Sim! Porque esse dinheiro que vai para os projetos culturais iria, caso não houvesse a Lei Rouanet, para os cofres públicos. Quando o país está indo muito bem economicamente, até faria sentido abrir mão de parte de sua arrecadação para incentivar artistas em início de carreira. No entanto, a Lei Rouanet se transformou num imenso ralo drenando o dinheiro para artistas como Cláudia Leitte, Luan Santana, Marieta Severo, Chico Buarque, etc. São artistas que já têm um sucesso imenso e garantido e não necessitariam de nenhuma ajuda. Sem contar que essa “facilidade” para se obter verba inflacionou o mercado. Para gravar um clipe, Luan Santana não se contentou em filmar em São Luís, no Maranhão ou em Santos, São Paulo, cidades com prédios antigos. Foi com uma equipe para Havana, Cuba, filmar lá. O custo? R$ 4 milhões. Imagine quantas vacinas contra gripe seriam possíveis de serem compradas com esse valor?
Isso sem contar que, devido à lei, as empresas pararam de investir em atividades culturais com verba de marketing. Elas preferem usar o dinheiro dos impostos do que gastar mais com isso.
Porém, já há um ano e meio, ficou claro que o país está numa crise financeira imensa. Cortes em diversos programas sociais já foram feitos, inclusive Bolsa-Família, Fies, Minha Casa Minha Vida, entre outros. A retração da economia levou milhões de brasileiros ao desemprego. Numa hora como essa, o Governo não pode abrir mão de nenhuma arrecadação. Inclusive o Governo Dilma insistia na necessidade de se aprovar o CPMF, coisa que o atual governo não deseja, mas não descarta em último caso.
Com todos tendo que contribuir com sua cota de sacrifícios, eis que surge a classe artística furiosa com a possibilidade (nem confirmada ainda) de ter suas verbas cortadas ou reduzidas. Não deixa de ser de uma insensibilidade tremenda. Os artistas, que costumam se dizer porta-vozes do povo, querendo que esse povo continue sofrendo com cortes de verbas no SUS, na educação e nos programas sociais, desde que possam gastar milhões numa turnê onde o preço do ingresso é altíssimo.
Está mais do que na hora de se revisar essa lei. Aqui faço minha parte sugerindo algumas mudanças.
– A lei não se aplica a nenhum artista cuja carreira já seja economicamente sustentável
– O artista poderá ser beneficiado pela lei uma única vez, como estímulo à sua carreira. Alternativamente, essa regra poderia ser mudada para cada dois anos.
– existirá um limite de valor arrecadado para cada tipo de projeto. Nada de orçamento de filme para um clipe, ou fortunas para se gravar um DVD. Se o artista quer um projeto luxuoso, que arrecade de outra forma.
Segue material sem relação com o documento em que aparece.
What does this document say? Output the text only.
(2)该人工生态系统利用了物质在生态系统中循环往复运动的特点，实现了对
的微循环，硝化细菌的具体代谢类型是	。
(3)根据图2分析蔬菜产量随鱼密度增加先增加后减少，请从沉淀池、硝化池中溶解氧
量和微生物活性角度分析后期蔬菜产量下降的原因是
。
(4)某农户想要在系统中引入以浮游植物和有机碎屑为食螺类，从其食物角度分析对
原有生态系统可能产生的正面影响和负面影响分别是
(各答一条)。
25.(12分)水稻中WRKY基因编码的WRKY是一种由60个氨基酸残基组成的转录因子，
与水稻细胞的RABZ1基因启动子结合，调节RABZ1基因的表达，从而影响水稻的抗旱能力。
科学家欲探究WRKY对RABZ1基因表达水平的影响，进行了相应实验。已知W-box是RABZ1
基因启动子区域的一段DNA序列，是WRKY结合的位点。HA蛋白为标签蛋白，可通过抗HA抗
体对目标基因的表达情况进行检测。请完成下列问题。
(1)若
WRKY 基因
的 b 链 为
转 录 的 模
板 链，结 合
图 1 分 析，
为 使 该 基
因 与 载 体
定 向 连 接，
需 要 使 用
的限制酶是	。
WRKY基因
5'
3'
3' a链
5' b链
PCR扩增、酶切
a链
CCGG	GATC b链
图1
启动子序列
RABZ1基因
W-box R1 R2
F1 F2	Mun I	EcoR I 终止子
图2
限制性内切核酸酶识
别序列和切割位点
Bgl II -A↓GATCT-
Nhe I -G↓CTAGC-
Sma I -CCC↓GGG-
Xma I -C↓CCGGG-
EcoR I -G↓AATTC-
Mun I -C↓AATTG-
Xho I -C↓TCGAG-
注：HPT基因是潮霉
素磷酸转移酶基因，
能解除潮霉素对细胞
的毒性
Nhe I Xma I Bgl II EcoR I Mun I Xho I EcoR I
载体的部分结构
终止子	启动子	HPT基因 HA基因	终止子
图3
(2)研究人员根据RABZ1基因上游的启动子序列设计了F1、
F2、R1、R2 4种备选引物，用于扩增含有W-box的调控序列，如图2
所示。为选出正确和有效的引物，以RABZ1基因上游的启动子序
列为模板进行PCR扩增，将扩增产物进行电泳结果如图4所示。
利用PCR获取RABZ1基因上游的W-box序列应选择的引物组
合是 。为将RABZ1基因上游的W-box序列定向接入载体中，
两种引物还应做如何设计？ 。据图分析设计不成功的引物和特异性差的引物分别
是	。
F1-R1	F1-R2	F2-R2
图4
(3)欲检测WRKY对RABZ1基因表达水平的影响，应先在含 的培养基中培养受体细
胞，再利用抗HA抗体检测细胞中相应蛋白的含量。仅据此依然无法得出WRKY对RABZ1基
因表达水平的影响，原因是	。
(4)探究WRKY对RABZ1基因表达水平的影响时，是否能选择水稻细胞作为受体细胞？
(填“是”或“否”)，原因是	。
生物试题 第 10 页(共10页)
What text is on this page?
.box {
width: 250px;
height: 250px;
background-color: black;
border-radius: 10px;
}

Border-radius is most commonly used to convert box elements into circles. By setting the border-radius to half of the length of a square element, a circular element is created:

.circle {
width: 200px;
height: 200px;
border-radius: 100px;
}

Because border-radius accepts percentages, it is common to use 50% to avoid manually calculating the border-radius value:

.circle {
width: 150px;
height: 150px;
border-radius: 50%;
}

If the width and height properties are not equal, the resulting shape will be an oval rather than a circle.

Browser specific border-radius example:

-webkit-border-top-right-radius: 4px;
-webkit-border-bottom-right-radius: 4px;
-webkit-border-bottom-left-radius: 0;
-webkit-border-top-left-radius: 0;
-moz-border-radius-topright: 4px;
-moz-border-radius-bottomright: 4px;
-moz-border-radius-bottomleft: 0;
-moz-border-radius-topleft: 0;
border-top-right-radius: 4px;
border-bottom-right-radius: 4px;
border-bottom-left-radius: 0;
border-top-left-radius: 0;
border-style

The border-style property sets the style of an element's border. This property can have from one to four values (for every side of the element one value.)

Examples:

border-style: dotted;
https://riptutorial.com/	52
– Para evitar desvios ideológicos, a aprovação dos projetos será feita por uma comissão eleita pelo voto popular.
– Existirá um limite para os valores liberados. Ou seja, no começo do ano o Governo já saberá o máximo que irá deixar de arrecadar.
Acredito que esse seja o começo, embora o ideal seria vivermos numa sociedade onde o Governo não patrocinasse atividades culturais, pois as empresas já fariam isso com finalidades de marketing.
É importante que a sociedade faça esses artistas enxergarem que essa choradeira pela falta de apoio às atividades culturais, em meio a essa crise sem precedentes, não os coloca do lado do povo, mas como uma casta de elite, revoltada com a perda de seus privilégios.